Mesmo a cessação dos programas ou posse de AN dos que outrora procuraram aquisição, mas desistiram, nada teve a ver com o TNP: às ex-Repúblicas Soviéticas foi oferecido apoio financeiro em troca das reservas nucleares; ao Brasil, assistência técnica; os EUA deixaram de apoiar as aspirações a Potência Nuclear de África do Sul; e à Líbia foi oferecida o fim do isolamento internacional e algumas promessas securitárias.

Construtivistas argumentam baseando-se na pressão da socialização normativa. Contudo, vários Estados têm várias motivações instrumentais na adesão ao TNP. Assim, não se poderá dizer que o TNP, como regime, tenha diretamente influenciado a abstenção dos Estados. Na verdade, o passado sucesso da não-proliferação é atribuído à convergência de interesses das duas superpotências nucleares da guerra fria. Na passagem para a ordem unipolar, a gestão da ordem nuclear recaiu sobre os EUA, que agora (e especialmente após a rotulagem de “rogue states” se introduzir na retórica americana) eram percecionados como ameaça à soberania de alguns estados. Acresce que outras potências nucleares não partilham a visão de não-proliferação americana, interpretando a proliferação como instrumental no contrapeso à unipolaridade, observando-se iniciativas comerciais Russas para com o Irão, Índia e China, e assistência tecnológica Chinesa ao Paquistão e ao Irão.
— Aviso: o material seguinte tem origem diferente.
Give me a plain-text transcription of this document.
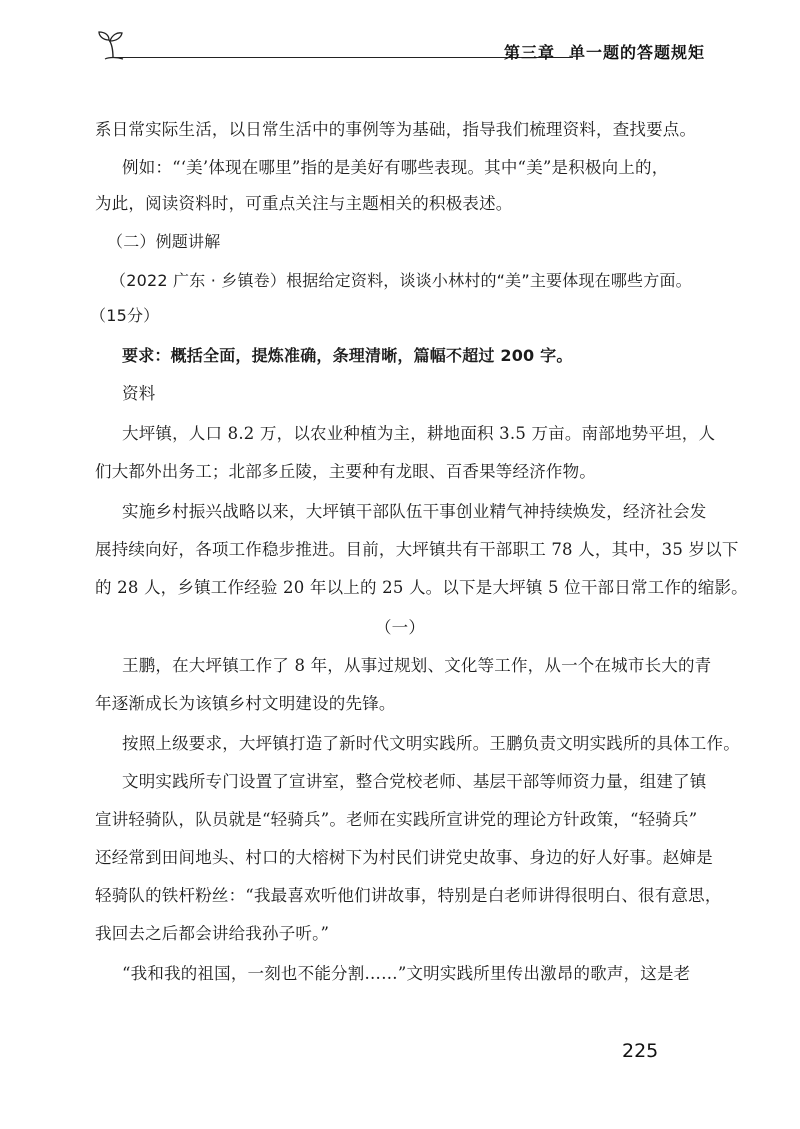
第三章 单一题的答题规矩
系日常实际生活，以日常生活中的事例等为基础，指导我们梳理资料，查找要点。
例如：“‘美’体现在哪里”指的是美好有哪些表现。其中“美”是积极向上的，
为此，阅读资料时，可重点关注与主题相关的积极表述。
（二）例题讲解
（2022 广东 · 乡镇卷）根据给定资料，谈谈小林村的“美”主要体现在哪些方面。
（15分）
要求：概括全面，提炼准确，条理清晰，篇幅不超过 200 字。
资料
大坪镇，人口 8.2 万，以农业种植为主，耕地面积 3.5 万亩。南部地势平坦，人
们大都外出务工；北部多丘陵，主要种有龙眼、百香果等经济作物。
实施乡村振兴战略以来，大坪镇干部队伍干事创业精气神持续焕发，经济社会发
展持续向好，各项工作稳步推进。目前，大坪镇共有干部职工 78 人，其中，35 岁以下
的 28 人，乡镇工作经验 20 年以上的 25 人。以下是大坪镇 5 位干部日常工作的缩影。
（一）
王鹏，在大坪镇工作了 8 年，从事过规划、文化等工作，从一个在城市长大的青
年逐渐成长为该镇乡村文明建设的先锋。
按照上级要求，大坪镇打造了新时代文明实践所。王鹏负责文明实践所的具体工作。
文明实践所专门设置了宣讲室，整合党校老师、基层干部等师资力量，组建了镇
宣讲轻骑队，队员就是“轻骑兵”。老师在实践所宣讲党的理论方针政策，“轻骑兵”
还经常到田间地头、村口的大榕树下为村民们讲党史故事、身边的好人好事。赵婶是
轻骑队的铁杆粉丝：“我最喜欢听他们讲故事，特别是白老师讲得很明白、很有意思，
我回去之后都会讲给我孙子听。”
“我和我的祖国，一刻也不能分割……”文明实践所里传出激昂的歌声，这是老
225
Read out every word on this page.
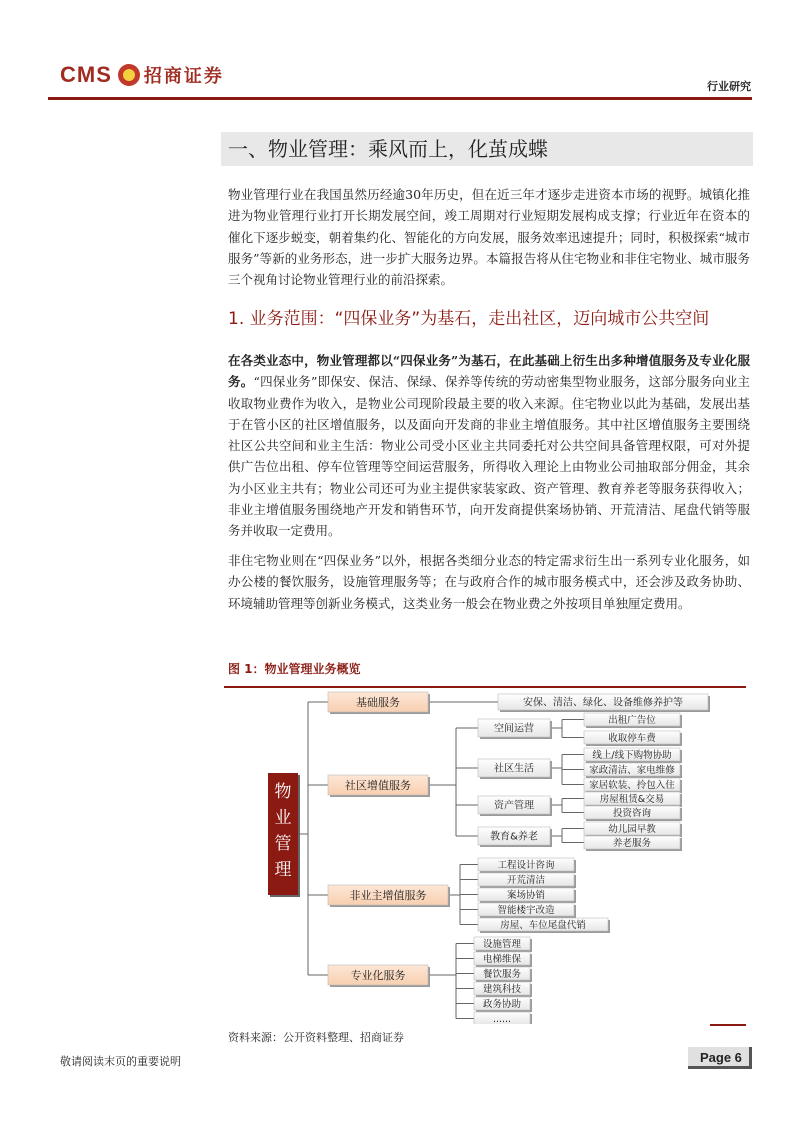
CMS 招商证券	行业研究
一、物业管理：乘风而上，化茧成蝶
物业管理行业在我国虽然历经逾30年历史，但在近三年才逐步走进资本市场的视野。城镇化推进为物业管理行业打开长期发展空间，竣工周期对行业短期发展构成支撑；行业近年在资本的催化下逐步蜕变，朝着集约化、智能化的方向发展，服务效率迅速提升；同时，积极探索“城市服务”等新的业务形态，进一步扩大服务边界。本篇报告将从住宅物业和非住宅物业、城市服务三个视角讨论物业管理行业的前沿探索。
1. 业务范围：“四保业务”为基石，走出社区，迈向城市公共空间
在各类业态中，物业管理都以“四保业务”为基石，在此基础上衍生出多种增值服务及专业化服务。“四保业务”即保安、保洁、保绿、保养等传统的劳动密集型物业服务，这部分服务向业主收取物业费作为收入，是物业公司现阶段最主要的收入来源。住宅物业以此为基础，发展出基于在管小区的社区增值服务，以及面向开发商的非业主增值服务。其中社区增值服务主要围绕社区公共空间和业主生活：物业公司受小区业主共同委托对公共空间具备管理权限，可对外提供广告位出租、停车位管理等空间运营服务，所得收入理论上由物业公司抽取部分佣金，其余为小区业主共有；物业公司还可为业主提供家装家政、资产管理、教育养老等服务获得收入；非业主增值服务围绕地产开发和销售环节，向开发商提供案场协销、开荒清洁、尾盘代销等服务并收取一定费用。
非住宅物业则在“四保业务”以外，根据各类细分业态的特定需求衍生出一系列专业化服务，如办公楼的餐饮服务，设施管理服务等；在与政府合作的城市服务模式中，还会涉及政务协助、环境辅助管理等创新业务模式，这类业务一般会在物业费之外按项目单独厘定费用。
图 1：物业管理业务概览
物
业
管
理
基础服务
社区增值服务
非业主增值服务
专业化服务
安保、清洁、绿化、设备维修养护等
空间运营
出租广告位
收取停车费
社区生活
线上/线下购物协助
家政清洁、家电维修
家居软装、拎包入住
资产管理
房屋租赁&交易
投资咨询
教育&养老
幼儿园早教
养老服务
工程设计咨询
开荒清洁
案场协销
智能楼宇改造
房屋、车位尾盘代销
设施管理
电梯维保
餐饮服务
建筑科技
政务协助
......
资料来源：公开资料整理、招商证券
敬请阅读末页的重要说明	Page 6
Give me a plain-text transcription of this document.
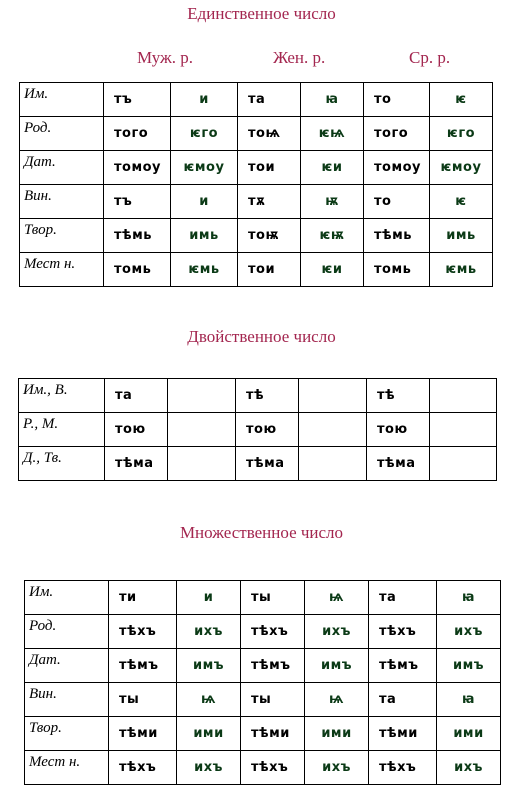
Единственное число
Муж. р.	Жен. р.	Ср. р.
Им.	тъ	и	та	ꙗ	то	ѥ
Род.	того	ѥго	тоѩ	ѥѩ	того	ѥго
Дат.	томоу	ѥмоу	тои	ѥи	томоу	ѥмоу
Вин.	тъ	и	тѫ	ѭ	то	ѥ
Твор.	тѣмь	имь	тоѭ	ѥѭ	тѣмь	имь
Мест н.	томь	ѥмь	тои	ѥи	томь	ѥмь
Двойственное число
Им., В.	та		тѣ		тѣ	
Р., М.	тою		тою		тою	
Д., Тв.	тѣма		тѣма		тѣма	
Множественное число
Им.	ти	и	ты	ѩ	та	ꙗ
Род.	тѣхъ	ихъ	тѣхъ	ихъ	тѣхъ	ихъ
Дат.	тѣмъ	имъ	тѣмъ	имъ	тѣмъ	имъ
Вин.	ты	ѩ	ты	ѩ	та	ꙗ
Твор.	тѣми	ими	тѣми	ими	тѣми	ими
Мест н.	тѣхъ	ихъ	тѣхъ	ихъ	тѣхъ	ихъ
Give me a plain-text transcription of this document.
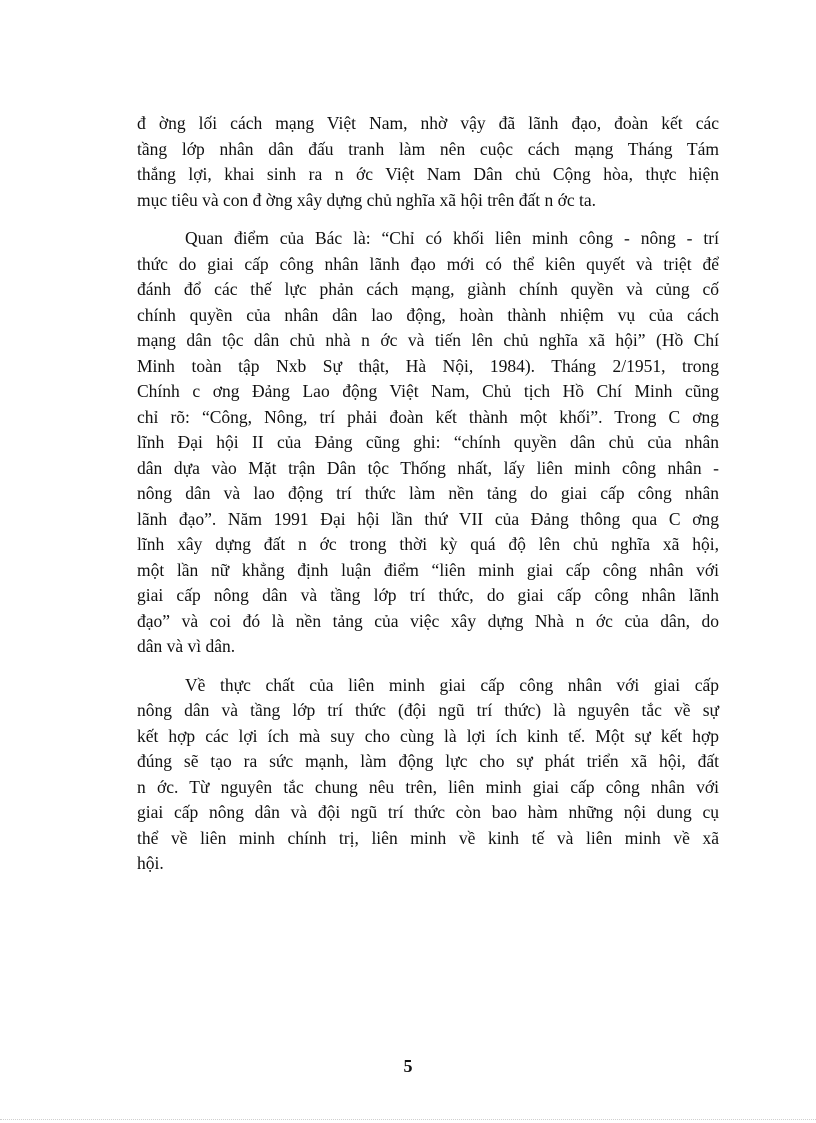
đ ờng lối cách mạng Việt Nam, nhờ vậy đã lãnh đạo, đoàn kết các
tầng lớp nhân dân đấu tranh làm nên cuộc cách mạng Tháng Tám
thắng lợi, khai sinh ra n ớc Việt Nam Dân chủ Cộng hòa, thực hiện
mục tiêu và con đ ờng xây dựng chủ nghĩa xã hội trên đất n ớc ta.
Quan điểm của Bác là: “Chỉ có khối liên minh công - nông - trí
thức do giai cấp công nhân lãnh đạo mới có thể kiên quyết và triệt để
đánh đổ các thế lực phản cách mạng, giành chính quyền và củng cố
chính quyền của nhân dân lao động, hoàn thành nhiệm vụ của cách
mạng dân tộc dân chủ nhà n ớc và tiến lên chủ nghĩa xã hội” (Hồ Chí
Minh toàn tập Nxb Sự thật, Hà Nội, 1984). Tháng 2/1951, trong
Chính c ơng Đảng Lao động Việt Nam, Chủ tịch Hồ Chí Minh cũng
chỉ rõ: “Công, Nông, trí phải đoàn kết thành một khối”. Trong C ơng
lĩnh Đại hội II của Đảng cũng ghi: “chính quyền dân chủ của nhân
dân dựa vào Mặt trận Dân tộc Thống nhất, lấy liên minh công nhân -
nông dân và lao động trí thức làm nền tảng do giai cấp công nhân
lãnh đạo”. Năm 1991 Đại hội lần thứ VII của Đảng thông qua C ơng
lĩnh xây dựng đất n ớc trong thời kỳ quá độ lên chủ nghĩa xã hội,
một lần nữ khẳng định luận điểm “liên minh giai cấp công nhân với
giai cấp nông dân và tầng lớp trí thức, do giai cấp công nhân lãnh
đạo” và coi đó là nền tảng của việc xây dựng Nhà n ớc của dân, do
dân và vì dân.
Về thực chất của liên minh giai cấp công nhân với giai cấp
nông dân và tầng lớp trí thức (đội ngũ trí thức) là nguyên tắc về sự
kết hợp các lợi ích mà suy cho cùng là lợi ích kinh tế. Một sự kết hợp
đúng sẽ tạo ra sức mạnh, làm động lực cho sự phát triển xã hội, đất
n ớc. Từ nguyên tắc chung nêu trên, liên minh giai cấp công nhân với
giai cấp nông dân và đội ngũ trí thức còn bao hàm những nội dung cụ
thể về liên minh chính trị, liên minh về kinh tế và liên minh về xã
hội.
5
3. Carácter simbólico das Armas Nucleares

Tendo-se abordado o caráter simbólico de convenções e tratados, aprofundaremos este ensaio na direção do caráter simbólico das AN.

Frey (2006) nota que AN como símbolos de poder são, tecnicamente, herança do TNP, que preserva o estatuto e poder dos então cinco EN. O tabu do “EN Responsável” gerou o “mito nuclear” que indexa a posse de AN ao “derradeiro estatuto de GP”. Estados que desde então sentem que existe um desequilíbrio entre o seu poder e a sua posição no SI desenvolveram dois desejos – imunidade (relativa a soberania com maior margem de autonomia) e prestígio – alcançáveis através de AN.

Porém com apenas nove EN, porquê tão pouca aderência ao “mito”? Frey (2006) conclui que tudo se resume à psicologia normativa das AN. Utilizando o Modelo de Conceção Identitária Nacional (MCIN), a disposição normativa que Estados adotam quanto a AN está enraizada na identidade societal, daí que a proliferação Francesa, Britânica e Chinesa tenha estagnado, enquanto a Russa e Americana tenha diminuído (ainda que pouco significativamente). Ao passo que Estados que se sentem privados do seu devido lugar à mesa não tenham olhado a meios para tal. Este mesmo desejo de igualar/superar o antagonista pode também levar a comportamentos opostos, levando um ENN a permanecer ENN para ter superioridade moral, como no caso Sul-Coreano.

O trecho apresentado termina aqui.